A0483
Title: Quantiled conditional variance, skewness, and kurtosis by Cornish-Fisher expansion
Authors: Ke Zhu - University of Hong Kong (Hong Kong) [presenting]
Abstract: The conditional variance, skewness, and kurtosis play a central role in time series analysis. Some parametric models often study these three conditional moments (CMs) but with two big issues: the risk of model misspecification and the instability of model estimation. To avoid the above two issues, a novel method is proposed to estimate these three CMs by the so-called quantized CMs (QCMs). The QCM method first adopts the idea of Cornish-Fisher expansion to construct a linear regression model based on n different estimated conditional quantiles. Next, it computes the QCMs simply and simultaneously by using this regression model's ordinary least squares estimator without any prior estimation of the conditional mean.
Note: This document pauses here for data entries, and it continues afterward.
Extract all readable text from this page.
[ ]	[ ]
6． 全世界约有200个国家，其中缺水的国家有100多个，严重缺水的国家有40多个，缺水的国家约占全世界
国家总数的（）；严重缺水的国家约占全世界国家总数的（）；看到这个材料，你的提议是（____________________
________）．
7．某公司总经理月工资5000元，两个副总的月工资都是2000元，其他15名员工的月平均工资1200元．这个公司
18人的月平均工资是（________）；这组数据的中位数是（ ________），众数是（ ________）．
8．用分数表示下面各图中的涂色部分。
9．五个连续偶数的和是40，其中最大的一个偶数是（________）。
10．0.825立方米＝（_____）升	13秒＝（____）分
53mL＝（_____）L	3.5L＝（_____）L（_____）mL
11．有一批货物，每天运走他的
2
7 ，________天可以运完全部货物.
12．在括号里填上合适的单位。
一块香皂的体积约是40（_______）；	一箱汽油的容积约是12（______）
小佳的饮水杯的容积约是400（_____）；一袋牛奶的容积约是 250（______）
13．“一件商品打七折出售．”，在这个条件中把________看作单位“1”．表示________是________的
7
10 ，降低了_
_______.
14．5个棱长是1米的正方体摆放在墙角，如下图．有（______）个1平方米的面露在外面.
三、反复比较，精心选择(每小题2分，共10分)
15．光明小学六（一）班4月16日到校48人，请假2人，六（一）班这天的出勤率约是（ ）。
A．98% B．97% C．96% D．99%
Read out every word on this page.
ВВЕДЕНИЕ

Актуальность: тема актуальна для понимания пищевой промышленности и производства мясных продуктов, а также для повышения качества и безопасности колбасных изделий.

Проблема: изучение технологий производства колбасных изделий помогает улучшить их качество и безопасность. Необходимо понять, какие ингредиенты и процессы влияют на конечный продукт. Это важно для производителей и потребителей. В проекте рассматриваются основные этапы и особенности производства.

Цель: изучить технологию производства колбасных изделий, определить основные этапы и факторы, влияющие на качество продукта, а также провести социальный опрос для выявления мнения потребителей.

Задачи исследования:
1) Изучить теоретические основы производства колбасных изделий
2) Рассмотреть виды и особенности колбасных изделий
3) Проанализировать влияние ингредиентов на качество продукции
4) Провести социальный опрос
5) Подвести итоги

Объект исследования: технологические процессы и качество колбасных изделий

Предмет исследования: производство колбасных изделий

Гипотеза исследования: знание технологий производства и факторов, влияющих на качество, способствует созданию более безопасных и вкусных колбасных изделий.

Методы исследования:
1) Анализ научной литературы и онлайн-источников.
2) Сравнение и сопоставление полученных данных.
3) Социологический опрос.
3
Under certain conditions that allow estimated conditional quantiles to be biased, the QCMs are shown to be consistent with the convergence rate $n^{\frac{1}{2}}$. Simulation studies indicate that the QCMs perform well under different scenarios of estimated conditional quantiles. In the application, the study of QCMs for eight major stock indexes demonstrates the effectiveness of financial rescue plans during the COVID-19 pandemic outbreak. It unveils a new "non-zero kink" phenomenon in conditional kurtosis's "news impact curve" function.